Georg C. Lichtenberg
A person reveals his character by nothing so clearly as the joke he resents.
Georg C. Lichtenberg
One is rarely an impulsive innovator after the age of sixty, but one can still be a very fine orderly and inventive thinker. One rarely procreates children at that age, but one is all the more skilled at educating those who have already been procreated, and education is procreation of another kind.
Georg C. Lichtenberg
The highest level than can be reached by a mediocre but experienced mind is a talent for uncovering the weaknesses of those greater than itself.
Georg C. Lichtenberg
There were honest people long before there were Christians and there are, God be praised, still honest people where there are no Christians. It could therefore easily be possible that people are Christians because true Christianity corresponds to what they would have been even if Christianity did not exist.
Georg C. Lichtenberg
Man is a masterpiece of creation . . .
Georg C. Lichtenberg
The girl who reveals herself heart and soul to her friend reveals the secrets of the entire sex for every girl is the guardian of the feminine mysteries.
Georg C. Lichtenberg
A man has virtues enough if he deserves pardon for his faults on account of them.
Georg C. Lichtenberg
The excuses we make to ourselves when we want to do something are excellent material for soliloquies, for they are rarely made except when we are alone, and are very often made aloud.
Georg C. Lichtenberg
When a book and a head collide and a hollow sound is heard, must it always have come from the book?
Georg C. Lichtenberg
If it were true what in the end would be gained? Nothing but another truth. Is this such a mighty advantage? We have enough old truths still to digest, and even these we would be quite unable to endure if we did not sometimes flavor them with lies.
Georg C. Lichtenberg
That man is the noblest creature may also be inferred from the fact that no other creature has yet contested this claim.
Georg C. Lichtenberg
The American who first discovered Columbus made a bad discovery.
Georg C. Lichtenberg
I am always grieved when a man of real talent dies. The world needs such men more than Heaven does.
Georg C. Lichtenberg
Never trust a man who lays his hand on his heart when he assures you of anything.
Georg C. Lichtenberg
It is in the gift for employing all the vicissitudes of life to one's own advantage and to that of one's craft that a large part of genius consists.
Georg C. Lichtenberg
Diogenes, filthily attired, paced across the splendid carpets in Plato's dwelling.
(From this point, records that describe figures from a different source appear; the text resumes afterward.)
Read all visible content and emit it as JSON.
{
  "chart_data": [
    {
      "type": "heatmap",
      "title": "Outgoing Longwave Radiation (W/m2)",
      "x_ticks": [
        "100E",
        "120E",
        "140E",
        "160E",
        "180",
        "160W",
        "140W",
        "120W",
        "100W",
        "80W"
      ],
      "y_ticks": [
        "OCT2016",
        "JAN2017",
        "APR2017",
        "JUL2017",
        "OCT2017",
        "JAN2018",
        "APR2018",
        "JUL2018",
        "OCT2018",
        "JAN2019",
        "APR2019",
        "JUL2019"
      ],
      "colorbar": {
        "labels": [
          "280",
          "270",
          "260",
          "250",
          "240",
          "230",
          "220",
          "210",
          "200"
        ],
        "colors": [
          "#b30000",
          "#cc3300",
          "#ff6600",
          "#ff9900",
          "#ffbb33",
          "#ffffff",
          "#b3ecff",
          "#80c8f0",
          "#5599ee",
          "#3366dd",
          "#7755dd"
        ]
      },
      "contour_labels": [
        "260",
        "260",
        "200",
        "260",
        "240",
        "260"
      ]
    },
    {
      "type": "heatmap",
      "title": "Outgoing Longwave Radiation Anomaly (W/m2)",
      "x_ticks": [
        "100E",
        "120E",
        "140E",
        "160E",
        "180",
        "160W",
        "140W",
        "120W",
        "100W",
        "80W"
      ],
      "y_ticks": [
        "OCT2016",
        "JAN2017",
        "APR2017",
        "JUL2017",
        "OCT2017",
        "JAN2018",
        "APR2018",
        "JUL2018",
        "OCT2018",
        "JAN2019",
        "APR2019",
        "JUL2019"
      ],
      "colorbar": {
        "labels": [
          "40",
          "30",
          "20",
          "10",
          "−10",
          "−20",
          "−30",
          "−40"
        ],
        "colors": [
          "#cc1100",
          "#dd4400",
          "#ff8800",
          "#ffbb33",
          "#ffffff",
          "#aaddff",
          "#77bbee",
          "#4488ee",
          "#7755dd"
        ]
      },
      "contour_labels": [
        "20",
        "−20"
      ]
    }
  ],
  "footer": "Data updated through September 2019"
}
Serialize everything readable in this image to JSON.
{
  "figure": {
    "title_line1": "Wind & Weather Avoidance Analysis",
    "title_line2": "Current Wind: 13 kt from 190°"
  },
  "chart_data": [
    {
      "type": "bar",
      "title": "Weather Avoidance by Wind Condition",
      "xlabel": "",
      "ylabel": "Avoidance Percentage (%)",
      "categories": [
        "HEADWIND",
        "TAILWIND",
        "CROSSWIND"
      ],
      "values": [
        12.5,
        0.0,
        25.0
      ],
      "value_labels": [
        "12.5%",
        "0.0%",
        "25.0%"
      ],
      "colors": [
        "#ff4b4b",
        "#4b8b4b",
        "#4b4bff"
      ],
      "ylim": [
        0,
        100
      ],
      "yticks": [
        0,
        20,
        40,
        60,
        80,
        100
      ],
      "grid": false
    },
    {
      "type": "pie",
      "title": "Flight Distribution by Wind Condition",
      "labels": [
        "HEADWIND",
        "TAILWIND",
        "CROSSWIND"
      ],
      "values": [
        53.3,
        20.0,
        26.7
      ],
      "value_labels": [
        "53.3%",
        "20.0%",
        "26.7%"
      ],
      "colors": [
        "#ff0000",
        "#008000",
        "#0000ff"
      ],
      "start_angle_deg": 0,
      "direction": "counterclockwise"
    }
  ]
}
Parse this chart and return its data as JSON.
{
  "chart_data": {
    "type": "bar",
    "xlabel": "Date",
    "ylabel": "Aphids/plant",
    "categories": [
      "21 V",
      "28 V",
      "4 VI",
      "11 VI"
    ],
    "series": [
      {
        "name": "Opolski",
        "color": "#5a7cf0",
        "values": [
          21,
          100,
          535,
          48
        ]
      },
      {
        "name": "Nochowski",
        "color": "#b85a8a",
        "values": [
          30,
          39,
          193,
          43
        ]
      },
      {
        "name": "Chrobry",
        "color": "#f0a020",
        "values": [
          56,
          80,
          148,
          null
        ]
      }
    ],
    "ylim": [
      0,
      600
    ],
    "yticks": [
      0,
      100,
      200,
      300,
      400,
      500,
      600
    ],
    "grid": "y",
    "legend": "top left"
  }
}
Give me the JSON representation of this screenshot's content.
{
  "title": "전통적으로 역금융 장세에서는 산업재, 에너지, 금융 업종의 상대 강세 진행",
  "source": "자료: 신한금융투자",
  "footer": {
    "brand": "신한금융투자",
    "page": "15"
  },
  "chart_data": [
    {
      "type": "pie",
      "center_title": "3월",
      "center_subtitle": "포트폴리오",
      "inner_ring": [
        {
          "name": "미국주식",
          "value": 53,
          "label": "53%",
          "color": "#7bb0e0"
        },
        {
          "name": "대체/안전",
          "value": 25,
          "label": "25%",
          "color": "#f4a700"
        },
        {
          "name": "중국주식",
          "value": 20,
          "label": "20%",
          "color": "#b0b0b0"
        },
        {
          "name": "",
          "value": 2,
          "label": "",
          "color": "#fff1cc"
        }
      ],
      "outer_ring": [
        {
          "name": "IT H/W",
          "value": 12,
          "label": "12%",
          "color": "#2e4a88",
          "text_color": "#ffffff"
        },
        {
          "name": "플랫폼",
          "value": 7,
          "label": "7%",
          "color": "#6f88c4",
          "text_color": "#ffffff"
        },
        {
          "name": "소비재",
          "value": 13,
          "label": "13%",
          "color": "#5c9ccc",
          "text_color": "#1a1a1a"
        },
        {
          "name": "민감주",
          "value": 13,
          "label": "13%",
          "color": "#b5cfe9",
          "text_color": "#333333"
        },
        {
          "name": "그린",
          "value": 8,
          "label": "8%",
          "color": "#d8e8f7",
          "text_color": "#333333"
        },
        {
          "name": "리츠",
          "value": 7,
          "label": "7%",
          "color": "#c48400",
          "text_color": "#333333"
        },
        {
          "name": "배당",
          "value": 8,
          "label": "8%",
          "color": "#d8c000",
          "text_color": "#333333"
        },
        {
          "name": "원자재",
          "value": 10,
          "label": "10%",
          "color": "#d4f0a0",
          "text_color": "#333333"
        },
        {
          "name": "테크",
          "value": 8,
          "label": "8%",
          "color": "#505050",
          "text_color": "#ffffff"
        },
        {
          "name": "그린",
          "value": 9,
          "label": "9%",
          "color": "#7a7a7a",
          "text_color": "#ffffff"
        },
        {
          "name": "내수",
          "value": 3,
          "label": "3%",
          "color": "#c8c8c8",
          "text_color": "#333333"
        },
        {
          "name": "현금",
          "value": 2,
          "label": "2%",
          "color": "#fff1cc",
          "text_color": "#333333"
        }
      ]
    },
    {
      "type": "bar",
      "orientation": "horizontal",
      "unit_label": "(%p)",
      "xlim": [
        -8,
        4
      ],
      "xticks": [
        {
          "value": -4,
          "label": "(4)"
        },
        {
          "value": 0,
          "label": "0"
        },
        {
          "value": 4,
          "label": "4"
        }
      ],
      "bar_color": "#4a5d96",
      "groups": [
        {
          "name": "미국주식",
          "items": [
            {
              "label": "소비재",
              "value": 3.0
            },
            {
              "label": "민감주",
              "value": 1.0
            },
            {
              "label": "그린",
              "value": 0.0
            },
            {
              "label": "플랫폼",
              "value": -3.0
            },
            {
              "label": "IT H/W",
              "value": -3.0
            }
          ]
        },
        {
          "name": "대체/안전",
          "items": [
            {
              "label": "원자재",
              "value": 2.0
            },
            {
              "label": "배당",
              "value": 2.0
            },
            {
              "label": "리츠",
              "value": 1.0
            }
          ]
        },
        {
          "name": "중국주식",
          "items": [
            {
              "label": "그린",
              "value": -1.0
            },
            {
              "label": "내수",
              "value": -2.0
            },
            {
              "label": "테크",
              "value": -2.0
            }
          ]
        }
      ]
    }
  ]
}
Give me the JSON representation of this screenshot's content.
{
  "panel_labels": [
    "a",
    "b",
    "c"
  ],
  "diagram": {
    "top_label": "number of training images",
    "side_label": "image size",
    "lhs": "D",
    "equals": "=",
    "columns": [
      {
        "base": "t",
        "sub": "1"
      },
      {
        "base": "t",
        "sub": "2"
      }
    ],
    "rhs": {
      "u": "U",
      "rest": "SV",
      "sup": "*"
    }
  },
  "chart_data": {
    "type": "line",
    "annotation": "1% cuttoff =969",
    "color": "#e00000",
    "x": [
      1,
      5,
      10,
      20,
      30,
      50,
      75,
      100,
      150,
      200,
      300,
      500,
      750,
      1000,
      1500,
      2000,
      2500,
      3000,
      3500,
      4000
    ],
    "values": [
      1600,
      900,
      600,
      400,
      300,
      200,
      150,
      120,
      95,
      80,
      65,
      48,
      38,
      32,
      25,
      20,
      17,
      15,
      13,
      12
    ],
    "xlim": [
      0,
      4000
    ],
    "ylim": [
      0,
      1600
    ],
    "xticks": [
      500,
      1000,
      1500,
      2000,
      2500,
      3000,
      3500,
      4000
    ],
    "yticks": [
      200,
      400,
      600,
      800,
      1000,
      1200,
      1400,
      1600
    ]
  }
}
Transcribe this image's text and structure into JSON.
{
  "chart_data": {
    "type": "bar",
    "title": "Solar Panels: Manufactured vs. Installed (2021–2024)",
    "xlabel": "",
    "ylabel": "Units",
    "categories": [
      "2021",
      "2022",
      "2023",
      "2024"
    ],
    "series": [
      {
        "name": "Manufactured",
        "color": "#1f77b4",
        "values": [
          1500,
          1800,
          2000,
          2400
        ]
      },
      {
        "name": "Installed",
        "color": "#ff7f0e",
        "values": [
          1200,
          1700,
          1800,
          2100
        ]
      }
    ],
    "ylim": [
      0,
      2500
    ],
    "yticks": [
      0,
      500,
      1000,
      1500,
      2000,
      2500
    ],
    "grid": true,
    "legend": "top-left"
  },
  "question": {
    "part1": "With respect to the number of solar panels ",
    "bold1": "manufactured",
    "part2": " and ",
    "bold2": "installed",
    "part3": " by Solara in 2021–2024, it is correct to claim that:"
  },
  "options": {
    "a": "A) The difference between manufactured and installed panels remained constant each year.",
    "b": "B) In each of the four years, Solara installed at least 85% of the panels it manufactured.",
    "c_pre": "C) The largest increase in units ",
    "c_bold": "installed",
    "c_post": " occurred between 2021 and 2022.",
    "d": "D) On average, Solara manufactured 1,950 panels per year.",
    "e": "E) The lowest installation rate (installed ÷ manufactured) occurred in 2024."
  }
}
Thus, said he, do I trample on the pride of Plato. Yes, Plato replied, but only with another kind of pride.
Georg C. Lichtenberg
I ceased in the year 1764 to believe that one can convince one’s opponents with arguments printed in books. It is not to do that, therefore, that I have taken up my pen, but merely so as to annoy them, and to bestow strength and courage on those on our own side, and to make it known to the others that they have not convinced us.
Georg C. Lichtenberg
The fly that doesn't want to be swatted is most secure when it lights on the fly-swatter.
Georg C. Lichtenberg
It is almost impossible to carry the torch of truth through a crowd without singeing somebody's beard.